Esta vez, Brunetti esperó en silencio a que ella continuara.
—Llevaban en la isla cinco días cuando ella se desmayó y la llevaron a un médico: allí no había muchos medios sanitarios. El médico dijo que tenía una infección en la boca y que él no podía tratarla, de modo que Maurizio alquiló un avión y la llevó a Australia, el lugar más próximo donde creyó que podrían atenderla. Sidney, me parece —y agregó—: Aunque eso no importa —tomó el vaso del agua, bebió la mitad y lo dejó en la bandeja—. Tenía una de esas horribles infecciones hospitalarias que se había extendido desde las heridas del maxilar a los tejidos faciales —la
contessa
se cubrió la cara con las manos, como para protegerla de lo que describía—. Los médicos tuvieron que intervenir a fondo para tratar de salvar lo que se pudiera. Era una de esas infecciones que no responden a los antibióticos, o ella era alérgica al medicamento, no recuerdo —la
contessa
retiró las manos de la cara y miró a Brunetti—. Me lo contó una sola vez, hace años. Fue horrible oírle hablar de ello. Era tan bonita. Antes. Pero los médicos tuvieron que hacer mucho, destruir mucho, para salvarla.

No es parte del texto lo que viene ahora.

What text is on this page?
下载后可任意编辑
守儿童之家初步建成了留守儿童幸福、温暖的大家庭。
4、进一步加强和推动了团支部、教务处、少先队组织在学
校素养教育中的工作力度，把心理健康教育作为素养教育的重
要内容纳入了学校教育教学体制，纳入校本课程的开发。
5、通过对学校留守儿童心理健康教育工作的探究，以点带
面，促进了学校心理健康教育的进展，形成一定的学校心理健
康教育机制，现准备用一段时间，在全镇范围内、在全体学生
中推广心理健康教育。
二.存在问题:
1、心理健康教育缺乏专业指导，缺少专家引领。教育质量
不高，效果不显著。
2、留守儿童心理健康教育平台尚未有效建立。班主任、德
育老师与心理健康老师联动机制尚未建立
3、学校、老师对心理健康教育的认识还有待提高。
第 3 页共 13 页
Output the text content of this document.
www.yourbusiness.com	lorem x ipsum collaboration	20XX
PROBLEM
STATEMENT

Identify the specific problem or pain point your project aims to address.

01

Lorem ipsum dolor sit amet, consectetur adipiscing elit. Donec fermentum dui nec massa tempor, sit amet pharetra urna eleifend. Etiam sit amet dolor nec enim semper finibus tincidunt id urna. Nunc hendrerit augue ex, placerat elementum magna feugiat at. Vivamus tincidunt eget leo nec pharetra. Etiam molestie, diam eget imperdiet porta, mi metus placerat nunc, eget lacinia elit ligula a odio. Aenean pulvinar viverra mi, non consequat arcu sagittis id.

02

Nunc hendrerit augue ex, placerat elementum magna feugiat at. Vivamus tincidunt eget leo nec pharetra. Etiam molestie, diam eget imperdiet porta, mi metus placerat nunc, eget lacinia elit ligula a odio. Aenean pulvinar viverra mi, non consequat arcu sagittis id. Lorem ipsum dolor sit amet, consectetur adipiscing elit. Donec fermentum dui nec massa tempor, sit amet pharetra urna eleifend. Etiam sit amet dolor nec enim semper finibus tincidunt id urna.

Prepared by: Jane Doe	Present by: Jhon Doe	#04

—Así que ésa es la razón —dijo Brunetti, desconcertado.
—Naturalmente —repuso la
contessa
con vehemencia—. ¿Crees que ella iba a desear tener ese aspecto? Por el amor de Dios, ¿crees que una mujer puede desear eso?
—Yo no tenía idea —dijo él.
—Claro que no. Ni tú ni nadie.
—Pero tú sí.
Ella asintió con tristeza.
—Yo sí. Cuando regresaron, ella ya tenía el aspecto que tiene ahora. Me llamó diciendo que quería verme y yo me alegré mucho. Hacía meses que no la veía y sólo sabía lo que me había dicho Maurizio por teléfono, que había estado muy enferma, pero sin dar detalles. Cuando me llamó, Franca me dijo que había tenido un accidente terrible y que no me asustara al verla —y, después de un momento—: Por lo menos, trató de prepararme. Pero nada puede prepararte para una cosa así, ¿no crees? —Brunetti no tenía respuesta a esto. Le parecía que, al hablar de ello, la
contessa
lo revivía—. Me horroricé, sí, y no pude disimularlo. Sabía que ella nunca habría decidido hacerse eso. Con lo bonita que era. Guido, tú no sabes lo bonita que era —lo sabía, porque la foto de la revista le había dado una idea—. Me eché a llorar. No pude evitarlo. Lloré, y Franca tuvo que consolarme. Imagina, Guido, ella vuelve con esa cara y soy yo la que se hunde —calló y parpadeó varias veces, para contener las lágrimas—. Fue lo más que pudieron hacer los cirujanos de Australia, porque la infección estaba muy avanzada.
Brunetti dirigió la atención a la ventana y contempló los edificios del otro lado del canal. Cuando se volvió hacia la
contessa
vio que tenía lágrimas en las mejillas.